We have studied the problem of detecting unknown objects within indoor environments in an active and natural manner. The visual saliency scheme utilizing both color and depth cues is proposed to arouse the interests of the machine system for detecting unknown objects at salient positions in a 3D scene. The 3D points at the salient positions are selected as seed points for generating object hypotheses using the 3D shape. We perform multi-class labeling on a Markov random field (MRF) over the voxels of the 3D scene, combining cues from object hypotheses and 3D shape. The results from MRF are further refined by merging the labeled objects, which are spatially connected and have high correlation between color histograms.

To improve the performance of vision algorithms, a novel method is proposed to visually segment unknown objects based on inference of object logic states.

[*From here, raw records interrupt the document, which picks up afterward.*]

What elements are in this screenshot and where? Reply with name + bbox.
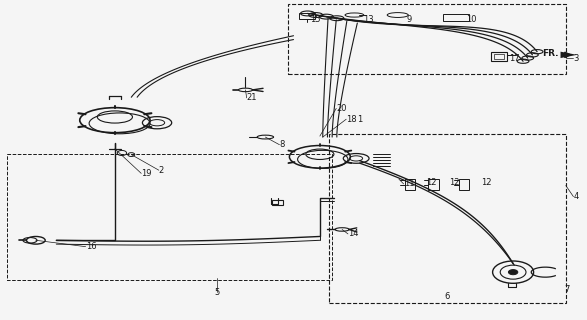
Text: 10: 10 (466, 15, 477, 24)
Text: 12: 12 (426, 178, 436, 187)
Bar (299, 13, 315, 20)
Text: 18: 18 (346, 115, 357, 124)
Text: 1: 1 (357, 115, 362, 124)
Text: 4: 4 (573, 192, 579, 201)
Bar (491, 52, 507, 60)
Text: FR.: FR. (542, 49, 558, 59)
Text: 16: 16 (86, 242, 96, 251)
Text: 2: 2 (159, 166, 164, 175)
Bar (288, 4, 566, 74)
Text: 21: 21 (247, 93, 257, 102)
Text: 14: 14 (348, 229, 359, 238)
Text: 6: 6 (444, 292, 450, 301)
Bar (405, 179, 416, 190)
Bar (428, 179, 438, 190)
Text: 9: 9 (407, 15, 411, 24)
Text: 12: 12 (481, 178, 491, 187)
Text: 12: 12 (449, 178, 460, 187)
Text: 15: 15 (311, 15, 321, 24)
Bar (494, 54, 504, 59)
Bar (443, 14, 469, 21)
Text: 20: 20 (336, 104, 347, 113)
Text: 5: 5 (215, 288, 220, 297)
Bar (272, 200, 283, 205)
Polygon shape (561, 52, 577, 58)
Bar (458, 179, 469, 190)
Text: 17: 17 (509, 53, 519, 62)
Bar (329, 134, 566, 303)
Text: 8: 8 (279, 140, 285, 149)
Text: 7: 7 (564, 285, 569, 294)
Text: 11: 11 (404, 180, 414, 188)
Text: 19: 19 (141, 169, 152, 178)
Text: 3: 3 (573, 53, 579, 62)
Text: 13: 13 (363, 15, 374, 24)
Circle shape (508, 270, 518, 275)
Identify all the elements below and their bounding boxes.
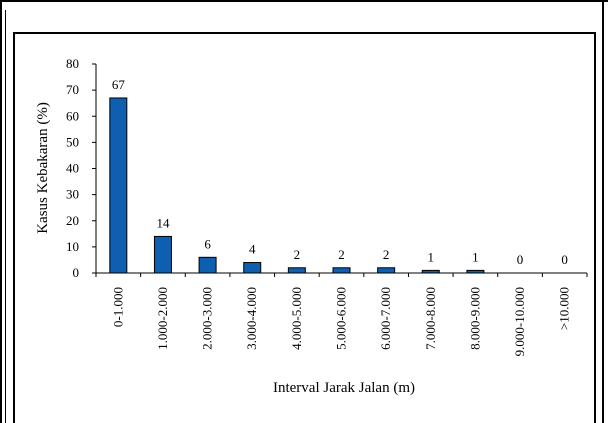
- page-left-rule: [0, 0, 2, 423]
- x-tick-label: 3.000-4.000: [244, 287, 259, 350]
- y-tick-label: 20: [66, 213, 79, 228]
- x-axis-ticks: 0-1.000 1.000-2.000 2.000-3.000 3.000-4.000…: [95, 273, 588, 356]
- data-label: 0: [561, 252, 568, 267]
- page-inner-left-rule: [5, 10, 6, 423]
- data-label: 1: [428, 249, 435, 264]
- x-axis-title: Interval Jarak Jalan (m): [273, 380, 415, 396]
- data-label: 4: [249, 242, 256, 257]
- y-axis-title: Kasus Kebakaran (%): [35, 102, 51, 234]
- y-tick-label: 70: [66, 82, 79, 97]
- bar: [377, 267, 396, 274]
- data-label: 2: [338, 247, 345, 262]
- data-label: 6: [204, 236, 211, 251]
- bar: [287, 267, 306, 274]
- y-tick-label: 10: [66, 239, 79, 254]
- bar: [243, 262, 262, 274]
- x-tick-label: 7.000-8.000: [423, 287, 438, 350]
- x-tick-label: 4.000-5.000: [289, 287, 304, 350]
- x-tick-label: 6.000-7.000: [378, 287, 393, 350]
- bar-series: [109, 97, 485, 274]
- y-tick-label: 40: [66, 161, 79, 176]
- y-tick-label: 30: [66, 187, 79, 202]
- y-tick-label: 60: [66, 108, 79, 123]
- bar: [109, 97, 128, 274]
- page-top-rule: [0, 0, 608, 2]
- x-tick-label: 2.000-3.000: [200, 287, 215, 350]
- x-tick-label: 8.000-9.000: [467, 287, 482, 350]
- bar: [153, 235, 172, 274]
- data-label: 14: [156, 215, 170, 230]
- y-tick-label: 0: [73, 265, 80, 280]
- page-right-rule: [602, 0, 604, 423]
- x-tick-label: 0-1.000: [110, 287, 125, 327]
- x-tick-label: 9.000-10.000: [512, 287, 527, 356]
- y-tick-label: 80: [66, 56, 79, 71]
- data-label: 1: [472, 249, 479, 264]
- data-label: 2: [383, 247, 390, 262]
- data-label: 2: [294, 247, 301, 262]
- x-tick-label: 1.000-2.000: [155, 287, 170, 350]
- data-label: 67: [112, 77, 126, 92]
- axes: [95, 64, 587, 274]
- x-tick-label: >10.000: [557, 287, 572, 330]
- bar: [332, 267, 351, 274]
- x-tick-label: 5.000-6.000: [334, 287, 349, 350]
- y-axis-ticks: 0 10 20 30 40 50 60 70 80: [66, 56, 96, 280]
- bar: [198, 256, 217, 274]
- data-label: 0: [517, 252, 524, 267]
- data-labels: 67 14 6 4 2 2 2 1 1 0 0: [112, 77, 568, 267]
- y-tick-label: 50: [66, 134, 79, 149]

In the semantic level, the space of object logic states is defined. The object logic states are deduced according to the feedback of robot grasping actions for object. When the logic states of objects change, several predefined rules are activated and some point sets are calculated in order to re-segment the point clouds of the changed objects. The changed object set can also be used to update the space of object logic states.

For object recognition, robots often have limited knowledge about the environment and need to continuously acquire new knowledge in order to collaborate with the humans. To address this issue, we have studied a method which allows the human to teach a robot new object types and attributes through natural language (NL) instructions. The segmented objects as well as their relations are regarded as the basic knowledge of the robot. The NL instructions are processed to domain-specific representations for the robot to identify the target objects. The target objects as well as the object type or attribute labels referred in the NL instructions are collected as training samples for the robot to learn.

Publications

1. J. Bao, A. Song, Z. Hong, T. Shen, H. Tang. Visual Segmentation of Unknown Objects based on Inference of Object Logic States. Jiqiren(Robot), 2017, 39(4):431-438.

2. J. Bao, Z. Hong, H. Tang, Y. Cheng, Y. Jia and N. Xi. Teach Robots Understanding New Object Types and Attributes through Natural Language Instructions. 10th International Conference on Sensing Technology (ICST), 2016.

3. J. Bao, Y. Jia, Y. Cheng and N. Xi. Saliency-Guided Detection of Unknown Objects in RGB-D Indoor Scenes. Sensors, 2015, 15(9): 21054-21074.

4. J. Bao, Y. Jia, Y. Cheng, H. Tang, N. Xi. Feedback of Robot States for Object Detection in Natural Language Controlled Robotic Systems. IEEE International Conference on Robotics and Biomimetics (ROBIO), 2015.